Of course, in the world outside monasticism, things are different and every now and again we ‘correct’ others. But this is probably because we’ve become used to stifling others with our presence, our so-called exuberance, because, in essence, we want ours to be the only voice heard. We want our ‘No’ to resound, a ‘No’ which starts off as a correction of a particular minute and ends up correcting the whole of the time of our fellow human being. And this attempt to regulate the time of others, which is usually in the form of chatter, of the fear, even, of keeping quiet, of ‘lust for power and idle talk’, naturally wounds other people. And besides, except on rare occasions, we ourselves are guilty of inaccuracies when we speak. Does this mean that people should forever be reminding us of this, indiscriminately?

Addressing the monks, the Elder went on to say that anyone who ‘engages in idle chit-chat, bits of news’ is doing great harm to his brother. What he meant was that a monk may have been praying fervently, have been striving to achieve that flame, that warmth in his prayer and then suddenly someone comes along and says: ‘Have you heard? Out in the world, such and such a politician has acted illegally by…’. But why is this remark a sin? Because, in a sense, it’s unseemly, it’s an attempt to deflect the other person from matters of substance onto trivialities. A monk (and every person) has his own desperate inner struggle for the good. Every minute he’s fighting a battle over what existentialists would call ‘existential angst’. He’s locked into the ‘treasury of his heart. As a personal privilege, given by God, he has his own ‘internality’, which is precisely what we must learn to respect above all else. If someone’s in a monastery, or even in a church, and has knelt and turned their head towards an icon, it means that, with God’s help, they’ve managed to leave behind their cares and have chosen ‘the one thing which is necessary’. Should we then not be aware of the mystery? Whether we dare admit it even to ourselves, we all want to have this distinctiveness and diversity of ours to be recognized. Not, of course, that we won’t laugh, tell jokes or enjoy ourselves. But all of this can take place in the knowledge that other people have their own internality.

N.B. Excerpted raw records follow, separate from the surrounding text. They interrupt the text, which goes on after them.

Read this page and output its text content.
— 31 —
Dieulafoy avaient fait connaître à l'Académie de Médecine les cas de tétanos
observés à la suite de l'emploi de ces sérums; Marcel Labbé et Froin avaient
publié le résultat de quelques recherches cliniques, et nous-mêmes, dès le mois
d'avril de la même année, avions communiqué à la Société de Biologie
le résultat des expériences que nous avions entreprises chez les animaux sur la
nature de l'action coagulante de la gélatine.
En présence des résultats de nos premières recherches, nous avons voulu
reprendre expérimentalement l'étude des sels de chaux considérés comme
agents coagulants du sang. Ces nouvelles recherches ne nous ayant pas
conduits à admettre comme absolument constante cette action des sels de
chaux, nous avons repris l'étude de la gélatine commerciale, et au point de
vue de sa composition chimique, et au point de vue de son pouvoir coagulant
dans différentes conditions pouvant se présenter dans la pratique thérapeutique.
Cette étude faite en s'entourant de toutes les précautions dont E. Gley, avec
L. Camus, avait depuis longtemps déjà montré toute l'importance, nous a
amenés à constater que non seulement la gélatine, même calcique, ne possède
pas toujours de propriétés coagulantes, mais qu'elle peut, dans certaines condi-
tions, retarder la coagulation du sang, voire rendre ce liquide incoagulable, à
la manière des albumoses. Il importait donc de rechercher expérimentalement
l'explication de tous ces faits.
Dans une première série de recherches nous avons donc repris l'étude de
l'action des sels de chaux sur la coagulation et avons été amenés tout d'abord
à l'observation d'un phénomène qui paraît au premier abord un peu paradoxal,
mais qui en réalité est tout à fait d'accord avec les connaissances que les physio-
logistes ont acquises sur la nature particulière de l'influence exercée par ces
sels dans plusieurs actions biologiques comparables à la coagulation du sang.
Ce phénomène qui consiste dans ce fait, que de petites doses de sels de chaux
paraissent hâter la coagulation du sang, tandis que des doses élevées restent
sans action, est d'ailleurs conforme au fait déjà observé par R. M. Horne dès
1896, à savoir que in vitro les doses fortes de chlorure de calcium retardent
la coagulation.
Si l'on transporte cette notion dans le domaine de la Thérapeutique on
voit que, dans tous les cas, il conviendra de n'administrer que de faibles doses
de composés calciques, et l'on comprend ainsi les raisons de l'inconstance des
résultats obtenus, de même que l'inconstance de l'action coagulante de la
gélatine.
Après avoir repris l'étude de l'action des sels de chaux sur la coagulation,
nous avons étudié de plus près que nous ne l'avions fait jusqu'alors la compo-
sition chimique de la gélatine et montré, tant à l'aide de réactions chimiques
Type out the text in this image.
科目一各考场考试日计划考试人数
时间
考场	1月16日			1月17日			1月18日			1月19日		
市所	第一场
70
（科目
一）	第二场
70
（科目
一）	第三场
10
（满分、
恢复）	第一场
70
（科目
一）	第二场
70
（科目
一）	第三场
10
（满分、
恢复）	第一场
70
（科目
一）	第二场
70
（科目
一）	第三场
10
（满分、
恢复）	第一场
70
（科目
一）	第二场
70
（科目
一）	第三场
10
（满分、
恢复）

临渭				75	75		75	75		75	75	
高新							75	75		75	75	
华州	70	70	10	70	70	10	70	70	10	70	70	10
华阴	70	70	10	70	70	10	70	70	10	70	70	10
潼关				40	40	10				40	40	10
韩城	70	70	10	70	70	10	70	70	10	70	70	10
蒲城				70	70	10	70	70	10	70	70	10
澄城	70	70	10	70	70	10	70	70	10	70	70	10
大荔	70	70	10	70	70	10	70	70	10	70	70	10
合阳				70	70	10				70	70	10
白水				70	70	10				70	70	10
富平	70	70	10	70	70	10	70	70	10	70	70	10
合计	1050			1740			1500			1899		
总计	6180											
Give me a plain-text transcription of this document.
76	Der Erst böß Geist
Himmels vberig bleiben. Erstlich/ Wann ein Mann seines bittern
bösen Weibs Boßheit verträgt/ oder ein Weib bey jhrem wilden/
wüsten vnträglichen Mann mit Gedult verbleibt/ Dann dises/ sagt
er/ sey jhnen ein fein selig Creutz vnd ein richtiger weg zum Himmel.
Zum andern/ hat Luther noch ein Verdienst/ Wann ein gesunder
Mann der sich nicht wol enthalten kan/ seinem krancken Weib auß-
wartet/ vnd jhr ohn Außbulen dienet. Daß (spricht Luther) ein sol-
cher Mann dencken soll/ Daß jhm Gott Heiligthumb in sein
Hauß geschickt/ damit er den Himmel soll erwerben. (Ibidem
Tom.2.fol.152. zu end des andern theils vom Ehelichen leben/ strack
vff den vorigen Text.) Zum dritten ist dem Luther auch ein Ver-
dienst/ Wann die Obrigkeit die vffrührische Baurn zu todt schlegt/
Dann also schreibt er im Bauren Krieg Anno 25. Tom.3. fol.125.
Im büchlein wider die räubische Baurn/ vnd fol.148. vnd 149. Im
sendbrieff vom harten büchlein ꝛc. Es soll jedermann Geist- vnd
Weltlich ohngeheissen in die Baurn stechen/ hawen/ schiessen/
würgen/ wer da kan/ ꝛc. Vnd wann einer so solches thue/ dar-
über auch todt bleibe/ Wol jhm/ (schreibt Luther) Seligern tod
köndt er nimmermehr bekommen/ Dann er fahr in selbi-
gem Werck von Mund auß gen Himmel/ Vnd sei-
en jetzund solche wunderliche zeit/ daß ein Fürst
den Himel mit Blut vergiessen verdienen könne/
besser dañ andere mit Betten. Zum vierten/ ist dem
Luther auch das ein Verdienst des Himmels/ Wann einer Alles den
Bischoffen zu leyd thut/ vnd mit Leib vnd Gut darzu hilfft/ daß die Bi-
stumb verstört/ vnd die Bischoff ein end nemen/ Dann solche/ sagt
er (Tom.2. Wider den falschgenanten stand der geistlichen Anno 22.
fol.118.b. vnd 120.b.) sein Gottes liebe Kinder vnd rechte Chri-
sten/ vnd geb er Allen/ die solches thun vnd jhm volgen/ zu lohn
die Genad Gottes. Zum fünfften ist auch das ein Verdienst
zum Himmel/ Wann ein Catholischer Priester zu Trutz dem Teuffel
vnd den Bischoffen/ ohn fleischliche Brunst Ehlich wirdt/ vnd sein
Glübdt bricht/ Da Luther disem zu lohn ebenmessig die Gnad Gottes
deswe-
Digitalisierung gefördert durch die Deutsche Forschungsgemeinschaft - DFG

This is why it’s a mistake on our part to ignore or even eliminate the desire of other people to be themselves. We try to stifle the susceptibility of their soul- often out of fear that losing an authentic engagement with others will shatter our false perceptions. So when that monk tells his brother about such and such a politician, even though he doesn’t realize it, he’s actually attacking him from a psychodynamic point of view and is striking a blow at him.